We now have Zettl and Wang's unconventional solar cells. Broken down, the expensive parts of making regular solar cells are the semiconductor wafer, forming a high-quality p-n junction under the surface of the wafer, and making ohmic electrical contact with the front and back of the wafer. Aside from providing a semiconductor wafer (usually of a cheaper material), the new solar cells require none of this.
The new technology is called "screening-engineered field-effect photovoltaics" (SFPV). An electrode is deposited on the front of the semiconductor wafer, which partially screens the semiconductor from an electric field generated between the front and rear electrodes. Assume the semiconductor is naturally p-type, so that it has an excess of holes. The applied electric field then penetrates the semiconductor surface slightly, attracting electrons toward the surface and repelling holes. As a result, the semiconductor near the surface changes from p-type to n-type (electron-rich), and a buried p-n junction has been generated – not by chemistry, but by use of carefully tailored electric fields. An extra bonus is that the front electrode automatically forms an ohmic contact with the semiconductor wafer.
“Our technology requires only electrode and gate deposition, without the need for high-temperature chemical doping, ion implantation, or other expensive or damaging processes,” said lead author of a paper describing the new technology, William Regan. “The key to our success is the minimal screening of the gate field which is achieved through geometric structuring of the top electrode. This makes it possible for electrical contact to and carrier modulation of the semiconductor to be performed simultaneously.”

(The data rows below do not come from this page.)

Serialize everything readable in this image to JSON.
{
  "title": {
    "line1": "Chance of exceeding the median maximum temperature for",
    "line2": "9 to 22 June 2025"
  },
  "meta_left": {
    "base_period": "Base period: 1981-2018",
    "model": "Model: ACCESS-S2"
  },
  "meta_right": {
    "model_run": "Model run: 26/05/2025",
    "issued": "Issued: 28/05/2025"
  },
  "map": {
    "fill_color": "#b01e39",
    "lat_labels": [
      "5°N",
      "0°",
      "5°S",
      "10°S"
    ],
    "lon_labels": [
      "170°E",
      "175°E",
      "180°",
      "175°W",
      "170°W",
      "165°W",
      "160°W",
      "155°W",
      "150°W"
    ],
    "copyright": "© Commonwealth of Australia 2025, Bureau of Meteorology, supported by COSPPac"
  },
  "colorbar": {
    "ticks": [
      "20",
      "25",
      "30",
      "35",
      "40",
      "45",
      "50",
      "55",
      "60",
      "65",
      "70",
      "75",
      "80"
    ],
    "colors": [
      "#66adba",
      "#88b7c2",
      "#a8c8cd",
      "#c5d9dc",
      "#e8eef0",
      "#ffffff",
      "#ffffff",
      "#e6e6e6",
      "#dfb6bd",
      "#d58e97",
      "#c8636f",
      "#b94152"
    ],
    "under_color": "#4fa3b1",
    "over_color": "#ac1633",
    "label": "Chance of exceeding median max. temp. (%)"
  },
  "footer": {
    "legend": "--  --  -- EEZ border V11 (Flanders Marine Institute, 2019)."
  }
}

Two electrode configurations that exhibit the SFPV concept have been developed. In one, the electrode in contact with the semiconductor wafer is formed of a row of narrow fingers, while in the other the partial screening is accomplished by placing a layer of graphene atop the semiconductor wafer. In both cases, high-quality p-n junctions are formed in semiconductors for which this structure was previously impossible.
Low cost, high efficiency solar cells? Sounds like a winner here – let's see when and if it hits the market.
The team's research is published in the journal Nano Letters.